O trágico/deprimente fim do jornal O Estado

7 Comentários »

  • guto said:

    Vc ou alguem vai ajuda-lo a pagar as contas? Dar esmola com chapéu alheio é fácil.Como se aquilo fosse público. Entao, ele faz o que quiser com o que é dele.Ou será que alguém, algum dia, vai obrigar vc(em dificuldades financeiras) a ‘doar’o arquivo do seu blog p/ outro alguém, e de graça? Responda sem demagogia.
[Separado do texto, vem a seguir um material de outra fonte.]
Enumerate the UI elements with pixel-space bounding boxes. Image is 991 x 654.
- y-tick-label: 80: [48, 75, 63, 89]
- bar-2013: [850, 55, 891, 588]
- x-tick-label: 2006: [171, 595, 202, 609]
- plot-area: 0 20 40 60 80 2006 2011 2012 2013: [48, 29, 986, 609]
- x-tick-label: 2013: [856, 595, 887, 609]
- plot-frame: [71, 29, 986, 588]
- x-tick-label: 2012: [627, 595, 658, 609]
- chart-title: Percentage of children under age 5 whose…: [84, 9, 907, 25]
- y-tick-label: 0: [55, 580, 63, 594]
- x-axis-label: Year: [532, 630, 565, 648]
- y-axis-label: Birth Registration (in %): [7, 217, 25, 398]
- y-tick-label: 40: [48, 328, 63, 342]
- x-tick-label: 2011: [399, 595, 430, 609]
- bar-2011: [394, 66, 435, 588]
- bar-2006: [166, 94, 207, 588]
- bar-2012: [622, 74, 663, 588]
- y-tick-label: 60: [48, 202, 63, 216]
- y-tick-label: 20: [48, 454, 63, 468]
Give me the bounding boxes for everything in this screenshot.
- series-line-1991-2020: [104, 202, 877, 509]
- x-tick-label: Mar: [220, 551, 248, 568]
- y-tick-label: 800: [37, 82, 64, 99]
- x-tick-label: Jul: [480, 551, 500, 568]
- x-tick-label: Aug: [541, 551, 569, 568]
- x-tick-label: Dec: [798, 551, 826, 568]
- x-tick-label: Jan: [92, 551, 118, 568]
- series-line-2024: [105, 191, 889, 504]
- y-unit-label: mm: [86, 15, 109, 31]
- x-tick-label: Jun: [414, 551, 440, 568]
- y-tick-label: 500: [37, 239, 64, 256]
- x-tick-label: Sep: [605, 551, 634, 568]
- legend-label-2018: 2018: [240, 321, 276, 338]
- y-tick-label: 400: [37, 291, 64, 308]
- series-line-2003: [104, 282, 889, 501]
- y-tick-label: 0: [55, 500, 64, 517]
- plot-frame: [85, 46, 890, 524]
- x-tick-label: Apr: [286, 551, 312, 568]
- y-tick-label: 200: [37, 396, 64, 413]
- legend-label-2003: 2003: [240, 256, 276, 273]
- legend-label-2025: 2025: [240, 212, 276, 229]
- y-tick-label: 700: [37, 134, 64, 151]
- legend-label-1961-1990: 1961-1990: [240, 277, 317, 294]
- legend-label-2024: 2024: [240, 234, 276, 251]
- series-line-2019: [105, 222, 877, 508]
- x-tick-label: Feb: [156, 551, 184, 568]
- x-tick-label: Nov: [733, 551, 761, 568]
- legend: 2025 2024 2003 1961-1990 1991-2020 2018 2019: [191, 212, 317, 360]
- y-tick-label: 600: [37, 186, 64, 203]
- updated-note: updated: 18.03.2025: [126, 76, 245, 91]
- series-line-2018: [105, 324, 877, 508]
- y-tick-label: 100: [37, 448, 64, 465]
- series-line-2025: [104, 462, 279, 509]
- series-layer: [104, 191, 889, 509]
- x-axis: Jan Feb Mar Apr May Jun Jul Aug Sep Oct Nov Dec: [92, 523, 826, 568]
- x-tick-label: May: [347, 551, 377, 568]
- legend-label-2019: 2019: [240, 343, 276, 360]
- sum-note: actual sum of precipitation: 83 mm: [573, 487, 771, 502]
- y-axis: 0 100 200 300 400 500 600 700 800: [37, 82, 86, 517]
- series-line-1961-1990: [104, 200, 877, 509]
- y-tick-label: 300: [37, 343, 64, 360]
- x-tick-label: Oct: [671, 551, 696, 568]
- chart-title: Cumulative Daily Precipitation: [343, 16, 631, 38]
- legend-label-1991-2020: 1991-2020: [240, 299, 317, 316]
  • Amilton Alexandre (author) said:

    É o verdadeiro comentarista idiota. É claro que o arquivo fotografico de O Estado é privado. Agora o Comelli não tem o direito de joga-lo no lixo. Muito dinheiro ganhou do Estado catarinense. Em respeito ao lugar em que nasceu e sua família podia ter doado ou até vendido esse valioso acervo.
    Você deve ser mais um desses imbecis que não se preocupam com nossa história e cultura.

  • guto said:

    Para vender,alguem tem que querer comprar, ou vc acha que ele deveria ter entregue aos gauchos? Nao precisa ficar nervosinho e me chamar de imbecil.Vc é apenas mais um burro com iniciativa….tao burro que chama seus leitores de idiota, imbecil, etc..Escreva, discorde e debata, mas nunca xingue quem nao te xingou. Sucesso pra vc, e que seu coraçao aguente tanto ódio e rancor.

  • Eduardo Monkey said:

    Guto! Não te conheço (e nem faço questão de te conhecer), mas deves ser aquele típico varzeano subdesenvolvido que procura justificar as babaquices que se fazem aqui em Florianópolis. “ele deveria ter entregue aos gauchos?”, Ora bolas, qual o problema? Antes vender para gaúchos, paulistas, cariocas etc, do que deixar apodrecendo esse valioso material histórico! Como diria Miguel Livramento: “Farinha de mandioca cria gente tola”! Por fim, sai da varzea e vai conhecer o mundo, em vez de ficar reclamando que a cidade tá assim ou assado por causa de gaúchos!!!!

  • Amilton Alexandre (author) said:

    Guto você é imbecil mesmo. Te liga meu caro. Não fica defendendo o Comelli. És cacho dele? Qual é a tua. Ele foi irresponsável com o acervo do Jornal Estado e fim de papo. Para de encher o meu saco com esse teu papo furado. passe bem

  • Edio Orleans said:

    Olha, Guto! Olhando com carinho, chego a pensar que estás com razão..
    Trabalhei com o cara e, acho ele,pessoalmente,gente boa..
    Se hoje estou dando meu parecer, foi porque ele me deu uma chance de aprender no Jornal O Estado..

  • flavio azuos said:

    uma discussão como essa não pode se reduzir aos desejos ou pareceres individuais deste ou daquele catarinense, gaúcho, varzeano ou que seja. esse momento talvez sirva para se pensar uma política sobre a memória catrinense, pois no interior do Estado é pior: ouvi, depois do ocorrido, que uma familia alemã havia destruido alguns livros do sec. XIX escritos no formato rúnico; recentemente a profa Maria das Dores Daros encaminhou ao ministério público um abaixo-assinado por alunos, professores e funcionários da UFSC para que a biblioteca setorial e central explicassem o porquê de uma série de livros terem sidos removidos do sistema da ufsc sem que ninguém explicasse o sumiço das obras; outro exemplo: na SED Secretaria de Educação do estado havia uma biblioteca bacana sobre educação que, de um dia para o outro, foi parar em uma escola pública sem condições de acondicionamento dos mesmos. sou goiano, moro aqui há mais de 10 anos, pesquiso sobre a imprensa e a igreja em sc e estou pasmo c/ o que tem acontecido com os acervos de memória. disseram-me que, atualmente, melhorou muito. há um tempo atrás, alguns historiadores (alguns renomados, descendentes de italianos, alemães) tinham o hábito de levar para a casa o material de estudo…chegavam ao ponto de recortarem jornais intactos: retiravam colunas, faziam as diabruras que queriam e deixavam o resto para os outros pesquisadores; recentemente na curia metropolitana, alguns doctos passaram a não constar em seus lugares de origem por causa de uma pesquisa de doutorado da aluna Elza Dafenbach da ufsc(vista como nociva ao nome e à memoria da igreja católica)…espero que tenhamos a cabeça no lugar, além dos documentos, fotos e outros materiais que compõem a memoria catarinense e do sul do país. abraços!!!!!!